First off, calling someone a gang member or implying there are gangs in the LASD isn't hate speech. It's not even hate speech in the most ignorant sense of the word. Speech someone doesn't like is not hate speech, and that's all that's really happening here. The Sheriff and his deputies aren't a protected class, nor is being employed by the LASD an immutable characteristic that can trigger hate crime laws when derogatory language is used. The rest of this is no less stupid. "Further use… will be evidence of your actual underlying intent" to harm the Department. Whatever. This isn't legally binding and further use will be evidence of nothing.
So very stupid.
As the first fluently Spanish speaking Latino Sheriff in over a hundred years, who supervises a majority Latino workforce, I hope you can see the blatant racial inferences your conscious bias displays every time you choose to attack our Department with this derogatory term.
Um, people were saying the LASD was gang-infested long before you took office, Sheriff. That they're still saying it doesn't reflect on you or your multilingual skills. All it says is that the problem persists and it's now your problem, Sheriff.
Finally, the Sheriff appears to believe this somehow is a valid legal threat, despite the fact he's unlikely to prevail in a defamation lawsuit against city council members. Here's how the letter wraps up:
I openly challenge every elected leader, or their appointees, to provide facts to me and name individuals who they can prove are "gang members," as defined by California Penal Code Section 13670, and subject yourself to defamation laws if wrong.
LOL. Well, this shouldn't be too hard.
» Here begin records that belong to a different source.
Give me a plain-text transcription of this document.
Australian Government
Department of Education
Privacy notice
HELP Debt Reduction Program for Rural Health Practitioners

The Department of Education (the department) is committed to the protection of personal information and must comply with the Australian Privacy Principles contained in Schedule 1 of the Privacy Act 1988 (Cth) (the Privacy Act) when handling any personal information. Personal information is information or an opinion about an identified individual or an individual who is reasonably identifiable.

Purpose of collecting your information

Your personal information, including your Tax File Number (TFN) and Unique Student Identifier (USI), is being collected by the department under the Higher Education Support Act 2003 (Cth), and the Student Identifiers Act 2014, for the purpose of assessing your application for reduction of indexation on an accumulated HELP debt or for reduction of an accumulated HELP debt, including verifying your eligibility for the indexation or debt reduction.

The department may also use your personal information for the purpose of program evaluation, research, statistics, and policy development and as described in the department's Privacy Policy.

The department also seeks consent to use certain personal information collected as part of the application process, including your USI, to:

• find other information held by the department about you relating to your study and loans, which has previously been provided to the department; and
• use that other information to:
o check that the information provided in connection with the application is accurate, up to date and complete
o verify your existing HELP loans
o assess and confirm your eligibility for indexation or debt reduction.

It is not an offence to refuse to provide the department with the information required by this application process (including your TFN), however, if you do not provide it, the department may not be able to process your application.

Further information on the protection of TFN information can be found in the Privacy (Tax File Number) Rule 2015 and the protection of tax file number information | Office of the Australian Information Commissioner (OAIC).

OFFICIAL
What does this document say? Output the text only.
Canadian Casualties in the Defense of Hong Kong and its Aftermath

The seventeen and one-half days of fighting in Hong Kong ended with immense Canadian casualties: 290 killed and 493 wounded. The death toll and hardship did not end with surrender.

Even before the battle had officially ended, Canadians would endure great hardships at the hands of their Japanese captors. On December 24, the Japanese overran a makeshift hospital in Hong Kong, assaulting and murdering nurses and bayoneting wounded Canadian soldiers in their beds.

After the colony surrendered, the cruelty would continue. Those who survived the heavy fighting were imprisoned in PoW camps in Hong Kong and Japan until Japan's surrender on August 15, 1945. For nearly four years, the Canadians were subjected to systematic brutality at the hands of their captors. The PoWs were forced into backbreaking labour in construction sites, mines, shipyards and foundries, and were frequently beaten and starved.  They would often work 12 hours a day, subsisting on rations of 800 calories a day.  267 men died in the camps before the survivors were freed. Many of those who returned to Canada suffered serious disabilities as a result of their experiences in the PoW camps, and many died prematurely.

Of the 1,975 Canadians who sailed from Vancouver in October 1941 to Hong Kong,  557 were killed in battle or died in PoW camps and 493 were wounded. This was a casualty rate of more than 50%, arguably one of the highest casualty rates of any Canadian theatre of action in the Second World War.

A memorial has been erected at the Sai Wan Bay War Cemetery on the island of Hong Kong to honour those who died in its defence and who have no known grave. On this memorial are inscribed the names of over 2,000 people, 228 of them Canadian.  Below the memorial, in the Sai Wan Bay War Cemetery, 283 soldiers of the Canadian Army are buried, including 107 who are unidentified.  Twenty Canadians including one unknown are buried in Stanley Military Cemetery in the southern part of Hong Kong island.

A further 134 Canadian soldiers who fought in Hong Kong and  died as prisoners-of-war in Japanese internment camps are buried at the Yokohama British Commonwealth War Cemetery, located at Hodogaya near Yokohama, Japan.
Here's the relevant part of the California Code:
"Law enforcement gang" means a group of peace officers within a law enforcement agency who may identify themselves by a name and may be associated with an identifying symbol, including, but not limited to, matching tattoos, and who engage in a pattern of on-duty behavior that intentionally violates the law or fundamental principles of professional policing, including, but not limited to, excluding, harassing, or discriminating against any individual based on a protected category under federal or state antidiscrimination laws, engaging in or promoting conduct that violates the rights of other employees or members of the public, violating agency policy, the persistent practice of unlawful detention or use of excessive force in circumstances where it is known to be unjustified, falsifying police reports, fabricating or destroying evidence, targeting persons for enforcement based solely on protected characteristics of those persons, theft, unauthorized use of alcohol or drugs on duty, unlawful or unauthorized protection of other members from disciplinary actions, and retaliation against other officers who threaten or interfere with the activities of the group.
To sum up: the Los Angeles Sheriff's Department is a gang associated with an identifying symbol that engages in all of the listed behavior. Therefore, it should be declared illegal under state law and disbanded.
There are few things more enjoyable than sternly-worded letters that are 50% bluster, 50% unintentionally hilarious. Recipients of this letter should take the Sheriff up on his dare and let him know just how many bad apples he's overseeing. If nothing else, council members should send Villanueva a "Thanks for the laugh. I really needed that." in response to his declaration of keyboard war.